1890 Salvadoran coup d'état
| Date | 22 June 1890 |
| Location | San Salvador, El Salvador |
| Result | Coup successful President Francisco Menéndez overthrown; |

Belligerents
- Salvadoran government: Salvadoran Army

Commanders and leaders
- Francisco Menéndez †: Carlos Ezeta

Strength
- Unknown: Unknown

= 1890 Salvadoran coup d'état =

Coup d'état

The 1890 Salvadoran coup d'état was a military rebellion led by General Carlos Ezeta against President Francisco Menéndez, that occurred on June 22, 1890.

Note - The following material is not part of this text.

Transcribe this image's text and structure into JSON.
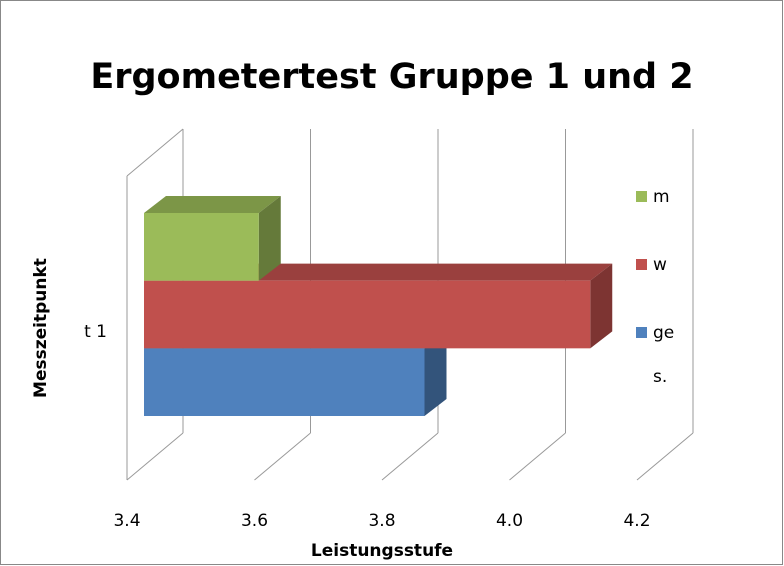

== Background and coup d'état ==

President Francisco Menéndez, politically an Idealist Liberal, gained power on June 22, 1885 after overthrowing Presidents Rafael Zaldívar and Fernando Figueroa.

Ezeta, a pragmatic liberal and former ally of Menéndez, felt betrayed as he had been excluded from the "Junta of Notables" that Menéndez formed to select a successor. On June 22, 1890, Ezeta along with a small army he had rounded up, stormed the Presidential Palace in San Salvador during a banquet which Menéndez was present at. President Menéndez supposedly attempted to hold back Ezeta's forces with a sword in the palace gardens, though he would be found dead in the aftermath of the rebellion.

Ezeta proclaimed himself Provisional President that same night, also appointing his brother, Antonio Ezeta, the commander-in-chief of the army. Antonio later became the Vice President.